If you’re falling short of your daily fiber quota—at least 25 grams for women and 38 grams for men—you could be missing out on more than just roughage. “Eating a variety of naturally fiber-rich foods helps people be healthier even if they’re not focusing on fiber, per se,” says Diana Fleming, PhD, coauthor of The Full Plate Diet (Bard, 2009). Not only do high-fiber, low-fat whole grains, fruits, vegetables, and beans and other legumes help sate hunger, they’re also packed with minerals, antioxidants, and other beneficial plant nutrients.
No wonder studies suggest such foods may protect against heart disease, obesity, type 2 diabetes, and certain cancers, all while helping keep you regular. Unfortunately, adults get an average of only 15 grams of fiber daily. Boost your intake by chowing on these six fiber power foods.

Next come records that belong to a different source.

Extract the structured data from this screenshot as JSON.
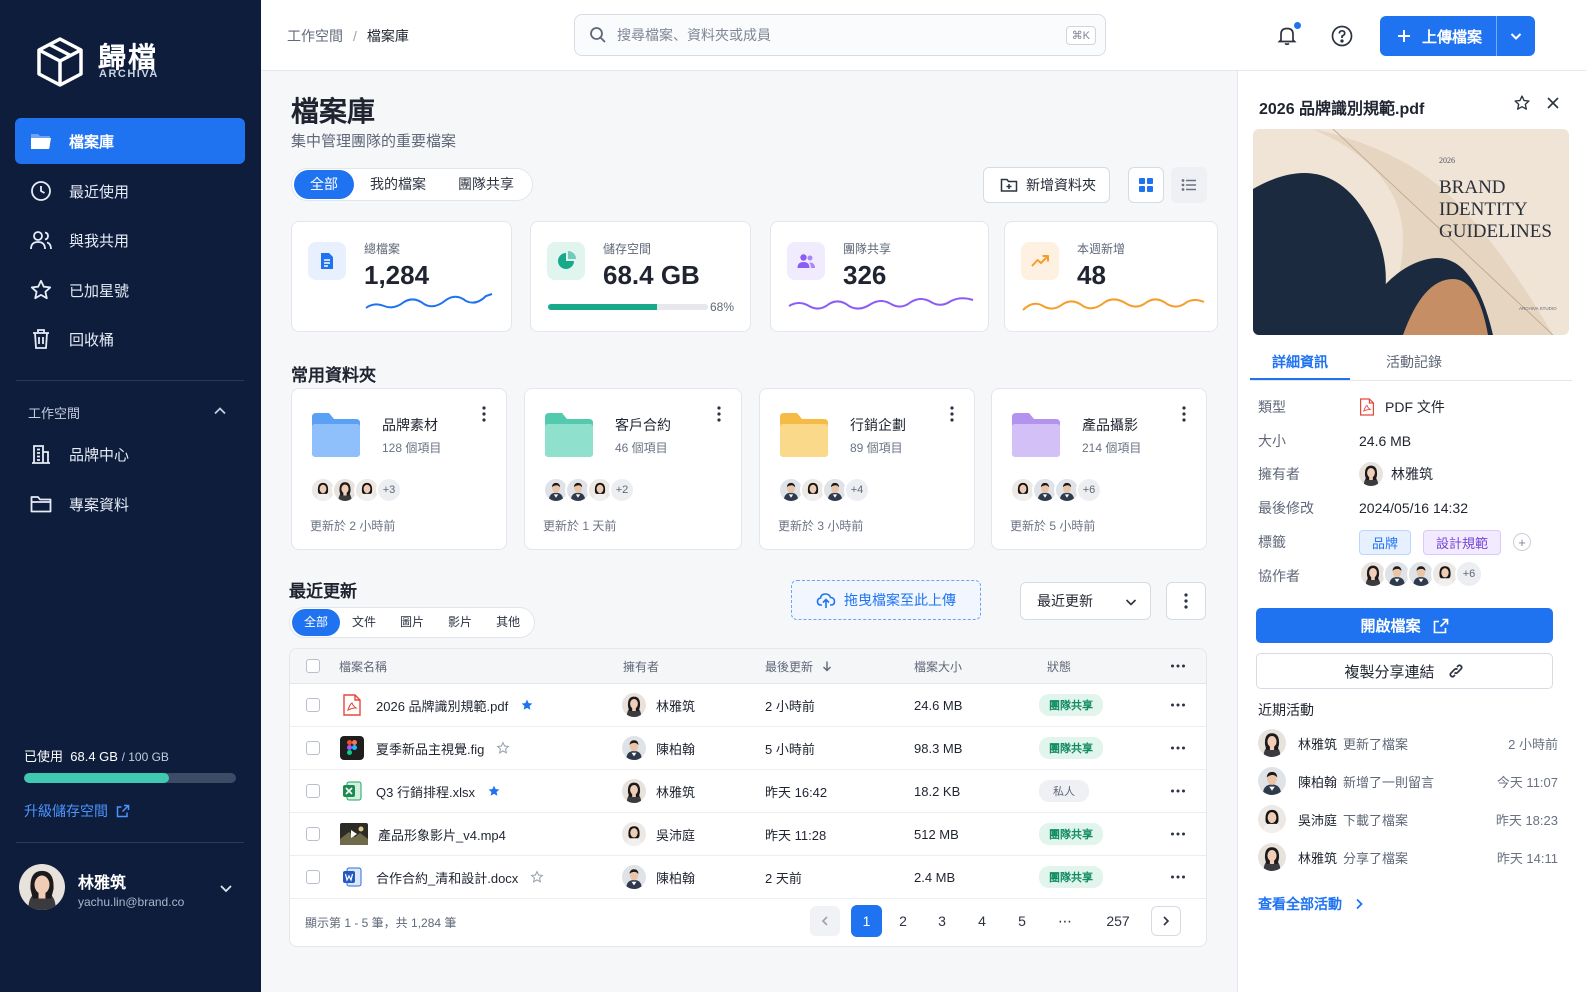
{
  "brand": {
    "name": "歸檔",
    "sub": "ARCHIVA"
  },
  "sidebar": {
    "nav": [
      {
        "label": "檔案庫",
        "icon": "folder-icon",
        "active": true
      },
      {
        "label": "最近使用",
        "icon": "clock-icon"
      },
      {
        "label": "與我共用",
        "icon": "users-icon"
      },
      {
        "label": "已加星號",
        "icon": "star-icon"
      },
      {
        "label": "回收桶",
        "icon": "trash-icon"
      }
    ],
    "workspace_title": "工作空間",
    "workspaces": [
      {
        "label": "品牌中心",
        "icon": "building-icon"
      },
      {
        "label": "專案資料",
        "icon": "folder-outline-icon"
      }
    ],
    "storage": {
      "label": "已使用",
      "used": "68.4 GB",
      "total": "/ 100 GB",
      "percent": 0.684
    },
    "upgrade": "升級儲存空間",
    "user": {
      "name": "林雅筑",
      "email": "yachu.lin@brand.co"
    }
  },
  "topbar": {
    "breadcrumb": [
      "工作空間",
      "檔案庫"
    ],
    "breadcrumb_sep": "/",
    "search_placeholder": "搜尋檔案、資料夾或成員",
    "search_kbd": "⌘K",
    "upload": "上傳檔案"
  },
  "page": {
    "title": "檔案庫",
    "subtitle": "集中管理團隊的重要檔案",
    "segments": [
      "全部",
      "我的檔案",
      "團隊共享"
    ],
    "new_folder": "新增資料夾"
  },
  "stats": [
    {
      "label": "總檔案",
      "value": "1,284",
      "color": "#1f73f1",
      "bg": "#e8f0fe",
      "icon": "document-icon"
    },
    {
      "label": "儲存空間",
      "value": "68.4 GB",
      "percent": "68%",
      "progress": 0.68,
      "color": "#18a88a",
      "bg": "#e1f5ef",
      "icon": "pie-chart-icon"
    },
    {
      "label": "團隊共享",
      "value": "326",
      "color": "#8b5cf6",
      "bg": "#f1ebfe",
      "icon": "team-icon"
    },
    {
      "label": "本週新增",
      "value": "48",
      "color": "#f59e2c",
      "bg": "#fff1e2",
      "icon": "trend-up-icon"
    }
  ],
  "folders_title": "常用資料夾",
  "folders": [
    {
      "name": "品牌素材",
      "count": "128 個項目",
      "more": "+3",
      "updated": "更新於 2 小時前",
      "color": "#5aa0f5",
      "color2": "#8fc0fb"
    },
    {
      "name": "客戶合約",
      "count": "46 個項目",
      "more": "+2",
      "updated": "更新於 1 天前",
      "color": "#53c9ae",
      "color2": "#8fe0cd"
    },
    {
      "name": "行銷企劃",
      "count": "89 個項目",
      "more": "+4",
      "updated": "更新於 3 小時前",
      "color": "#f5bb46",
      "color2": "#fbd98a"
    },
    {
      "name": "產品攝影",
      "count": "214 個項目",
      "more": "+6",
      "updated": "更新於 5 小時前",
      "color": "#b294ee",
      "color2": "#d2c0f7"
    }
  ],
  "recent": {
    "title": "最近更新",
    "tabs": [
      "全部",
      "文件",
      "圖片",
      "影片",
      "其他"
    ],
    "dropzone": "拖曳檔案至此上傳",
    "sort": "最近更新",
    "columns": [
      "檔案名稱",
      "擁有者",
      "最後更新",
      "檔案大小",
      "狀態"
    ],
    "rows": [
      {
        "name": "2026 品牌識別規範.pdf",
        "type": "pdf",
        "starred": true,
        "owner": "林雅筑",
        "updated": "2 小時前",
        "size": "24.6 MB",
        "status": "團隊共享",
        "private": false
      },
      {
        "name": "夏季新品主視覺.fig",
        "type": "fig",
        "starred": false,
        "owner": "陳柏翰",
        "updated": "5 小時前",
        "size": "98.3 MB",
        "status": "團隊共享",
        "private": false
      },
      {
        "name": "Q3 行銷排程.xlsx",
        "type": "xlsx",
        "starred": true,
        "owner": "林雅筑",
        "updated": "昨天 16:42",
        "size": "18.2 KB",
        "status": "私人",
        "private": true
      },
      {
        "name": "產品形象影片_v4.mp4",
        "type": "mp4",
        "starred": false,
        "owner": "吳沛庭",
        "updated": "昨天 11:28",
        "size": "512 MB",
        "status": "團隊共享",
        "private": false
      },
      {
        "name": "合作合約_清和設計.docx",
        "type": "docx",
        "starred": false,
        "owner": "陳柏翰",
        "updated": "2 天前",
        "size": "2.4 MB",
        "status": "團隊共享",
        "private": false
      }
    ],
    "footer": "顯示第 1 - 5 筆，共 1,284 筆",
    "pages": [
      "1",
      "2",
      "3",
      "4",
      "5",
      "⋯",
      "257"
    ]
  },
  "detail": {
    "title": "2026 品牌識別規範.pdf",
    "preview": {
      "year": "2026",
      "line1": "BRAND",
      "line2": "IDENTITY",
      "line3": "GUIDELINES",
      "studio": "ARCHIVA STUDIO"
    },
    "tabs": [
      "詳細資訊",
      "活動記錄"
    ],
    "fields": [
      {
        "label": "類型",
        "value": "PDF 文件"
      },
      {
        "label": "大小",
        "value": "24.6 MB"
      },
      {
        "label": "擁有者",
        "value": "林雅筑"
      },
      {
        "label": "最後修改",
        "value": "2024/05/16 14:32"
      },
      {
        "label": "標籤",
        "tags": [
          "品牌",
          "設計規範"
        ]
      },
      {
        "label": "協作者",
        "more": "+6"
      }
    ],
    "open": "開啟檔案",
    "copy": "複製分享連結",
    "activity_title": "近期活動",
    "activity": [
      {
        "name": "林雅筑",
        "action": "更新了檔案",
        "time": "2 小時前"
      },
      {
        "name": "陳柏翰",
        "action": "新增了一則留言",
        "time": "今天 11:07"
      },
      {
        "name": "吳沛庭",
        "action": "下載了檔案",
        "time": "昨天 18:23"
      },
      {
        "name": "林雅筑",
        "action": "分享了檔案",
        "time": "昨天 14:11"
      }
    ],
    "see_all": "查看全部活動"
  },
  "colors": {
    "accent": "#1f73f1",
    "sidebar": "#0e1d3b",
    "success": "#128c64"
  }
}
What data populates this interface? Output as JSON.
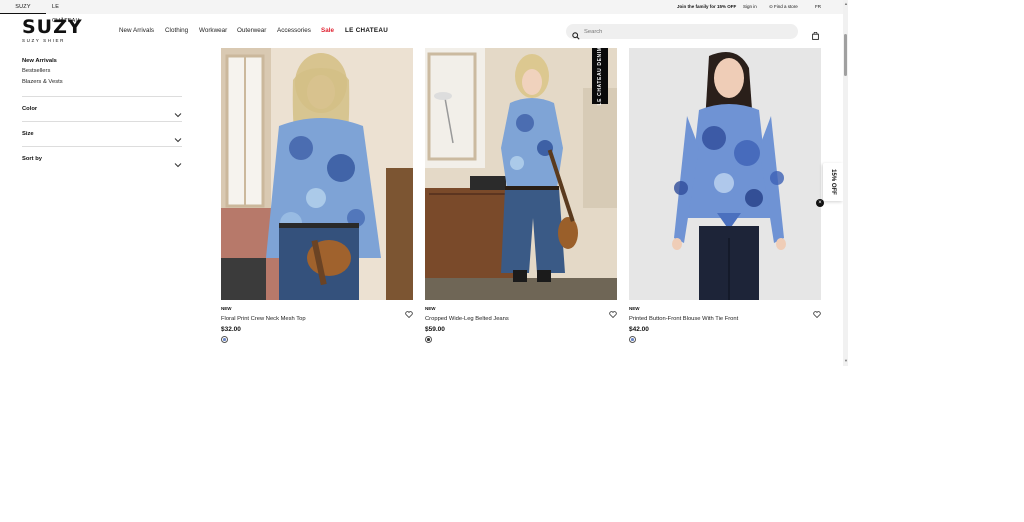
{
  "topbar": {
    "tabs": [
      {
        "label": "SUZY",
        "active": true
      },
      {
        "label": "LE CHÂTEAU",
        "active": false
      }
    ],
    "join_text": "Join the family for 15% OFF",
    "signin_label": "Sign in",
    "find_store_label": "Find a store",
    "language_label": "FR"
  },
  "header": {
    "logo_main": "SUZY",
    "logo_sub": "SUZY SHIER",
    "nav": [
      "New Arrivals",
      "Clothing",
      "Workwear",
      "Outerwear",
      "Accessories",
      "Sale",
      "LE CHATEAU"
    ],
    "search_placeholder": "Search",
    "sale_color": "#e0202f"
  },
  "sidebar": {
    "links": [
      "New Arrivals",
      "Bestsellers",
      "Blazers & Vests"
    ],
    "filters": [
      "Color",
      "Size",
      "Sort by"
    ]
  },
  "products": [
    {
      "badge": "NEW",
      "name": "Floral Print Crew Neck Mesh Top",
      "price": "$32.00",
      "swatch": "blue"
    },
    {
      "badge": "NEW",
      "name": "Cropped Wide-Leg Belted Jeans",
      "price": "$59.00",
      "swatch": "dark"
    },
    {
      "badge": "NEW",
      "name": "Printed Button-Front Blouse With Tie Front",
      "price": "$42.00",
      "swatch": "blue"
    }
  ],
  "brand_tag": "LE CHATEAU DENIM",
  "promo": {
    "label": "15% OFF",
    "close": "×"
  }
}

A mere 2 tablespoons of these tiny seeds boast 6 grams fiber—that’s more than any other whole food, including flaxseed. (And yes, chia seeds come from a field-grown version of the same plant [Salvia hispanica L.] as the pet-shaped planters.) Animal studies suggest chia could help lower triglyceride levels and increase HDL (good) cholesterol, says Wayne Coates, PhD, professor emeritus at the University of Arizona. Preliminary human studies suggest the seeds may also help control appetite, reduce inflammation, decrease blood pressure, and moderate post-meal blood sugar surges.
Fit them in: “Chia seeds are essentially flavorless, so they can be added to almost anything, from salads to smoothies,” Coates says. “And chia seeds have a soft seed coat, so you don’t have to grind them.” He adds them to peanut butter sandwiches for extra crunch.